Nelle ultime settimane non si parla d’altro che di bonus natalizio 2021 e di bonus di Natale: ma esistono veramente? Il primo è in realtà un bonus introdotto dal decreto Sostegni e fatto passare come un bonus “natalizio” (che in realtà non è!); il secondo, invece, viene erogato ogni anno ad alcuni titolari di pensione.

Quali sono le differenze tra il bonus natalizio 2021 e il bonus di Natale: a chi spettano e come si richiedono? Mentre il primo è destinato alle famiglie per un valore di 1.400 euro (ma anche qui occorre sfatare tanti miti!), il bonus di Natale è pari a circa 150 euro in più sull’assegno e spetta ai pensionati con trattamento minimo.

Facciamo chiarezza una volta per tutte e cerchiamo di capire di cosa si parla con le due espressioni “bonus natalizio” e “bonus di Natale”: come funzionano, a chi spettano, come richiederli. Una guida completa e chiara sulle due misure “idealizzate” e pubblicizzate dalla stampa nell’ultimo periodo.

Bonus natalizio 2021: cos’è?

Il bonus natalizio 2021 è un termine con il quale la stampa online ha ribattezzato un altro beneficio che il Governo aveva introdotto con il decreto Sostegni. Inizialmente nato con il nome di bonus spesa, è stato presto rimpiazzato da un fantomatico “bonus natalizio 2021”, che ha riempito le prime pagine dei giornali.

In realtà, quando si parla di bonus natalizio da 1.400 euro per le famiglie italiane, ci si riferisce ai buoni spesa, che però non riguardano tutte le famiglie.

Introdotti per la prima volta nel pieno della pandemia, i bonus spesa sono dei voucher che i Comuni italiani erogano alle famiglie che si trovano in difficoltà economica a causa della crisi. Gli importi sono variabili e la platea di beneficiari è molto ristretta. 

Ma se si tratta di buoni spesa, perché lo hanno chiamato bonus natalizio 2021?

Bonus natalizio 2021: perché lo chiamiamo così?

In realtà, l’idea di chiamarlo bonus natalizio nasconde qualcosa di vero. I bonus spesa 2021, infatti, sono stati rifinanziati nel decreto Sostegni bis e presto potrebbero essere erogati dai Comuni alle famiglie. In alcune città, inoltre, è ancora possibile richiederli.
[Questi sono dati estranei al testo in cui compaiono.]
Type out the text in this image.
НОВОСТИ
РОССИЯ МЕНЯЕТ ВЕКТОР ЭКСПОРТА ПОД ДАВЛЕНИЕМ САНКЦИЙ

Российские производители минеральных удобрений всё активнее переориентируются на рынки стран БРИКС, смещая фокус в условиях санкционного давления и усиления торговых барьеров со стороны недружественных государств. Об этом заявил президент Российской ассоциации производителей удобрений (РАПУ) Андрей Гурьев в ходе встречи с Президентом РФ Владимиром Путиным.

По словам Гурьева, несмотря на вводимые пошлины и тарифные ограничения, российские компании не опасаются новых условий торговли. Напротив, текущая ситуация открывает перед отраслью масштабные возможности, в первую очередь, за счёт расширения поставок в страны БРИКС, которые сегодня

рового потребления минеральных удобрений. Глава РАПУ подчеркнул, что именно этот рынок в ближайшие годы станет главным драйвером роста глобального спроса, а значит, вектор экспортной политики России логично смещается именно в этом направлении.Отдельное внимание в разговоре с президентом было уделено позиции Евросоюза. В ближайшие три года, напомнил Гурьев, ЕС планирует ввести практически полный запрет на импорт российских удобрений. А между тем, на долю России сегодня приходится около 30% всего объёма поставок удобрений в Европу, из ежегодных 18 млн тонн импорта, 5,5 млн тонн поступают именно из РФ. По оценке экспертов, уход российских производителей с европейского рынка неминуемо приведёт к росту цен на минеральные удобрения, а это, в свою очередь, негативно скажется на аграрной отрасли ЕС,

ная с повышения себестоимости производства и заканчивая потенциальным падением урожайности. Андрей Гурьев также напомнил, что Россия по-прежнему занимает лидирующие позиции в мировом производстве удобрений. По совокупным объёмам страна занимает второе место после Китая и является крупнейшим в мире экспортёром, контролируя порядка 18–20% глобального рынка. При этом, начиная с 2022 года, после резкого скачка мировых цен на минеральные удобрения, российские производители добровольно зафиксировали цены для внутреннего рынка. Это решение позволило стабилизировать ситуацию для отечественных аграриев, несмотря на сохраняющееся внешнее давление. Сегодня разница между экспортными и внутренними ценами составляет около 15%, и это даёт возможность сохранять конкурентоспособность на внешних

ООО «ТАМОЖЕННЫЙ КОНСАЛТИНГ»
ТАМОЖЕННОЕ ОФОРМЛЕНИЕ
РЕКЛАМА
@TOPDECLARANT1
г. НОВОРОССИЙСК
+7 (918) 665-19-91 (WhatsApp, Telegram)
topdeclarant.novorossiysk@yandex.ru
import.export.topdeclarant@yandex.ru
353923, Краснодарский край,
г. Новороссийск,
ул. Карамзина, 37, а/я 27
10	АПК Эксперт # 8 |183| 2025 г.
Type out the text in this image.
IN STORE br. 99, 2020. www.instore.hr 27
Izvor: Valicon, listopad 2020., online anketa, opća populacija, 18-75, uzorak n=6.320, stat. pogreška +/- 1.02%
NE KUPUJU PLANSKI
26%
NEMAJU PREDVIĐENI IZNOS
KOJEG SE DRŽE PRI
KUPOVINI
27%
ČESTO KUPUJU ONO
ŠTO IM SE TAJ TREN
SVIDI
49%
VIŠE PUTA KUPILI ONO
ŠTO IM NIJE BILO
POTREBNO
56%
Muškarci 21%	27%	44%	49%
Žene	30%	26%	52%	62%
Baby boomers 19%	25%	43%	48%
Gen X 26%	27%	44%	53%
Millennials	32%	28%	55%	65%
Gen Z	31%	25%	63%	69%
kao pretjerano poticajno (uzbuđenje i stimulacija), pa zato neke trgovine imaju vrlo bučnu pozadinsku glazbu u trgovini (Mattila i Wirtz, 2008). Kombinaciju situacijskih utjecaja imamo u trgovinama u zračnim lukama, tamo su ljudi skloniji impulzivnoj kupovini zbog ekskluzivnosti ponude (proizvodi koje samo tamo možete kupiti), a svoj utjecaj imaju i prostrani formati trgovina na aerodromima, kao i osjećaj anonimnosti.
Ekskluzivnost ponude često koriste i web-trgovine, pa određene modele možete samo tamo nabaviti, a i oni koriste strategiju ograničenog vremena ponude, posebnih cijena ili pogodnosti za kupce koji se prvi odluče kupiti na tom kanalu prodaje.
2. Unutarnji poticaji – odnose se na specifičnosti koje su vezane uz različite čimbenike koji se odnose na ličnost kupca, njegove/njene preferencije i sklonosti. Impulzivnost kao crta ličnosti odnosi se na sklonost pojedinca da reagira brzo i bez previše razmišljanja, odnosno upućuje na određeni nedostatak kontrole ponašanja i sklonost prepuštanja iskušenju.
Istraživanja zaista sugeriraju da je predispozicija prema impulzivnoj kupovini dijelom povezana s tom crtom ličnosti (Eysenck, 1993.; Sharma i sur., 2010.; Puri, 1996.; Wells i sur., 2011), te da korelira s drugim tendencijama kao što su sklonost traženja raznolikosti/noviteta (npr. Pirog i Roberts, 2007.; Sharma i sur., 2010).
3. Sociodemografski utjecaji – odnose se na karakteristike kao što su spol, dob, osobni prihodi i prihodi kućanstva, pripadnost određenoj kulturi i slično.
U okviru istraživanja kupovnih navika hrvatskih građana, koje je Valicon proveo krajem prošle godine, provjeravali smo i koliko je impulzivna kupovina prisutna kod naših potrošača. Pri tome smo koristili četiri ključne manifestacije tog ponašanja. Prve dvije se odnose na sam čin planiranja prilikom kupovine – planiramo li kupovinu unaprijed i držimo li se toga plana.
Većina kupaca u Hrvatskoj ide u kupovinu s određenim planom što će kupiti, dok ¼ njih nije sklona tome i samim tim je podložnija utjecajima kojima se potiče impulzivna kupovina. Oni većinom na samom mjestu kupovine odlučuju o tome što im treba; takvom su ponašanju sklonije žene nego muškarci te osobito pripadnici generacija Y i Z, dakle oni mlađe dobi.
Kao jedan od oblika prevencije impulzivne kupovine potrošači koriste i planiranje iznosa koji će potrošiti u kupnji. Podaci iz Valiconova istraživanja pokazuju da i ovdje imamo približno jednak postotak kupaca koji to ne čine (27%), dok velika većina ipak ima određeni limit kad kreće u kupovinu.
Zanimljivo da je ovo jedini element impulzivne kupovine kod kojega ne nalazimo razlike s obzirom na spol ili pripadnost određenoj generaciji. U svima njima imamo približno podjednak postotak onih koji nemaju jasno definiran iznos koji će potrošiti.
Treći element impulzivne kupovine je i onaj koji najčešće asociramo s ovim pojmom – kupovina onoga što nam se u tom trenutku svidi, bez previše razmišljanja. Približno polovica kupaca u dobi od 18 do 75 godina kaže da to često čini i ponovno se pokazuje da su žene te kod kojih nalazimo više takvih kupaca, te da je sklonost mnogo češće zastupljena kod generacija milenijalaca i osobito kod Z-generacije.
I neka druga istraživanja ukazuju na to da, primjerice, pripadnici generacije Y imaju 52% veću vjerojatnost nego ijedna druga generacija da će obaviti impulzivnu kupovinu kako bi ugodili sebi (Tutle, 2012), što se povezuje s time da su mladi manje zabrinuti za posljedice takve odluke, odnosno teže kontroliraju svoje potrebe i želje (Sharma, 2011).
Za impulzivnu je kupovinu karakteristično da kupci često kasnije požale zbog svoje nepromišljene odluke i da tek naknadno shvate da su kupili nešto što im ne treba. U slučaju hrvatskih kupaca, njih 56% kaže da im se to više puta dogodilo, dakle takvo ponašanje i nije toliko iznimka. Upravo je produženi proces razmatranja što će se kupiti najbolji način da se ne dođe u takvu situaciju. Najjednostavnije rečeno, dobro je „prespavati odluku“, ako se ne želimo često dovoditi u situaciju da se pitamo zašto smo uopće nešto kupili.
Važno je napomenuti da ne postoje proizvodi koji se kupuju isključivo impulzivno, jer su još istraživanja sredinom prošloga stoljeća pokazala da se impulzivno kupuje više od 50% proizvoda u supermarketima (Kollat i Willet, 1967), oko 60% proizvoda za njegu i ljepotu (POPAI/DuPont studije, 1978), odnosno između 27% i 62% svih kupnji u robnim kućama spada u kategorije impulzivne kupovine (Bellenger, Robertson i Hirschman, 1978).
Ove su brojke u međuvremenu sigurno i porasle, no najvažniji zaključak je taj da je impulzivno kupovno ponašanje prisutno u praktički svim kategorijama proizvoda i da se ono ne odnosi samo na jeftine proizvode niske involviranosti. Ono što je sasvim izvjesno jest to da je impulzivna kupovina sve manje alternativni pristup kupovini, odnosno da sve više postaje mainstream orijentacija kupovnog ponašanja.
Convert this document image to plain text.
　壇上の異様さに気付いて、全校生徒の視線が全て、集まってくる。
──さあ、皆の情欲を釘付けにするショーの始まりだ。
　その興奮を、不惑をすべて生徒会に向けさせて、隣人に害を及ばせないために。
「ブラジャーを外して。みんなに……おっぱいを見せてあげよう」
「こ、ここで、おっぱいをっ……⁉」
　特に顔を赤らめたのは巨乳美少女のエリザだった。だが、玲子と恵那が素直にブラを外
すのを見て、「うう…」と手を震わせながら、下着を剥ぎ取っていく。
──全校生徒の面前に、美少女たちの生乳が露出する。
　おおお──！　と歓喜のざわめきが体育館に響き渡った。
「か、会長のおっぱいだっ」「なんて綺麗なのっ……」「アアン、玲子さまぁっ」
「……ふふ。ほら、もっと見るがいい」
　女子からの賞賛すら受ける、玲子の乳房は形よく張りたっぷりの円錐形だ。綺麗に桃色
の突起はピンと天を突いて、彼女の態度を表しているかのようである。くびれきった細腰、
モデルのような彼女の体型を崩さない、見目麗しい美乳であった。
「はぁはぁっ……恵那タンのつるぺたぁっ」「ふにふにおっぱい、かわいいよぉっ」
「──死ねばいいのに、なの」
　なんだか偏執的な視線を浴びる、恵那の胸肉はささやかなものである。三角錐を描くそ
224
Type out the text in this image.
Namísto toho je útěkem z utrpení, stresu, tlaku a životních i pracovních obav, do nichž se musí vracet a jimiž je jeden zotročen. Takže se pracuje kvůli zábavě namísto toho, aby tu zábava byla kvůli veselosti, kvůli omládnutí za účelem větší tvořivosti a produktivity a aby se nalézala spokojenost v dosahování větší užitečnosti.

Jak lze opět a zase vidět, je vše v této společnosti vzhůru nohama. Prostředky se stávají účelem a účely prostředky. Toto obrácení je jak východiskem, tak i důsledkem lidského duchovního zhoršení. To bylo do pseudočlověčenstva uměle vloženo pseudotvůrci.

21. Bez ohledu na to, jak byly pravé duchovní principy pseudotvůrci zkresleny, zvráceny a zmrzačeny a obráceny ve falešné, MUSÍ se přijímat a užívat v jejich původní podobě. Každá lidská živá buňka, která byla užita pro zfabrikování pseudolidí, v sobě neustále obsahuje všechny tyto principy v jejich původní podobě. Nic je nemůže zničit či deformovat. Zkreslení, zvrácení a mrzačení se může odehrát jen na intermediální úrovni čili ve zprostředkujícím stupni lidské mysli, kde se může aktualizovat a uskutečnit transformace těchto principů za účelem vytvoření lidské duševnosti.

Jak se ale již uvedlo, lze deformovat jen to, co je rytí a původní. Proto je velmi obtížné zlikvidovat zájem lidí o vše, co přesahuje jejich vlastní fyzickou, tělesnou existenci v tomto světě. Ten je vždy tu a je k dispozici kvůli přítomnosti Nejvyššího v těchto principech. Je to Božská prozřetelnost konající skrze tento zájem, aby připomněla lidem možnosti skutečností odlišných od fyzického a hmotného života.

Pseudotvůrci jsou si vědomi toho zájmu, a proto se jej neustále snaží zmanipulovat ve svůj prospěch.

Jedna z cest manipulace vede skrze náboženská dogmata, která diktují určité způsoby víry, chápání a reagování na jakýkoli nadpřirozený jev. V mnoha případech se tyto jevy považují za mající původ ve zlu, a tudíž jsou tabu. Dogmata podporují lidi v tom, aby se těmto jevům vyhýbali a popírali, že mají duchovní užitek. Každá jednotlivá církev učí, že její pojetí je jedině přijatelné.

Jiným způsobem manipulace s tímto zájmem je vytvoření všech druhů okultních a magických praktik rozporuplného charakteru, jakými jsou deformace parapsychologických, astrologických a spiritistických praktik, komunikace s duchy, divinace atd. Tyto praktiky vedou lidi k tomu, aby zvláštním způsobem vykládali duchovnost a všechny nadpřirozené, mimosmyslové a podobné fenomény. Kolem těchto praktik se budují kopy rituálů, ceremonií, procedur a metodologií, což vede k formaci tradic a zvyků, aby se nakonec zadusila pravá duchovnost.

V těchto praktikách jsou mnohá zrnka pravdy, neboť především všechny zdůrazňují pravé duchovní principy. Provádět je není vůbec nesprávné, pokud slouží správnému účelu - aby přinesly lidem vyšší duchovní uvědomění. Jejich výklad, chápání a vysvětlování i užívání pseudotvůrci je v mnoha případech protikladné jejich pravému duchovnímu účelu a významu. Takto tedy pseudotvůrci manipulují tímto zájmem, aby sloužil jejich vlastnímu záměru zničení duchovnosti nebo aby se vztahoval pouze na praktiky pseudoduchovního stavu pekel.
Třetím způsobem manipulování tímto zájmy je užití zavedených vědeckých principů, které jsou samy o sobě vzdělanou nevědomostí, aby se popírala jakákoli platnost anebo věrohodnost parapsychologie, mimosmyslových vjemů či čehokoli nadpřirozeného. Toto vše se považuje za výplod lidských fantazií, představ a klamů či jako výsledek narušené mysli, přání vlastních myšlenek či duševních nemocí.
Il nome fantomatico che molti giornali hanno pubblicizzato, quindi, deriva dal fatto che i buoni spesa verranno erogati entro il 31 dicembre 2021. Di qui, appunto, l’idea di chiamarli “bonus natalizio 2021”, visto il periodo di ricezione.

Non si tratta, però, di un’agevolazione che il Governo ha riservato per acquistare i regali di Natale. Anzi! I bonus spesa si possono utilizzare solo per acquistare prodotti di prima necessità, oppure beni di genere alimentare. 

Attenzione, quindi, a prendere con le pinze tutti gli articoli che invitano a richiedere il bonus natalizio 2021: esistono dei requisiti fissati da ciascun Comune che limitano molto la platea di beneficiari. Consultare il sito web del proprio Comune per conoscere i requisiti è la prima cosa da fare per capire se si ha diritto o meno ai bonus spesa.

Bonus natalizio e bonus di Natale: attenzione alla differenza! 

Quando parliamo di bonus natalizio 2021 ci riferiamo anche a quello che è stato chiamato bonus di Natale? No! 

Dobbiamo precisare che tra le due misure ci sono non poche differenze: mentre il bonus natalizio 2021 (ovvero i buoni spesa) si rivolge alle famiglie in difficoltà economica e viene erogato dai Comuni; il bonus di Natale è un’integrazione che l’INPS eroga ogni anno ai pensionati che fruiscono del trattamento pensionistico minimo.

In che cosa consiste allora il bonus di Natale? In concreto, ogni anno coloro che percepiscono il trattamento minimo (che nel 2021 è pari a 515,84 euro al mese per 13 mesi), hanno diritto a un’integrazione che viene corrisposta proprio nel periodo natalizio, in occasione delle festività.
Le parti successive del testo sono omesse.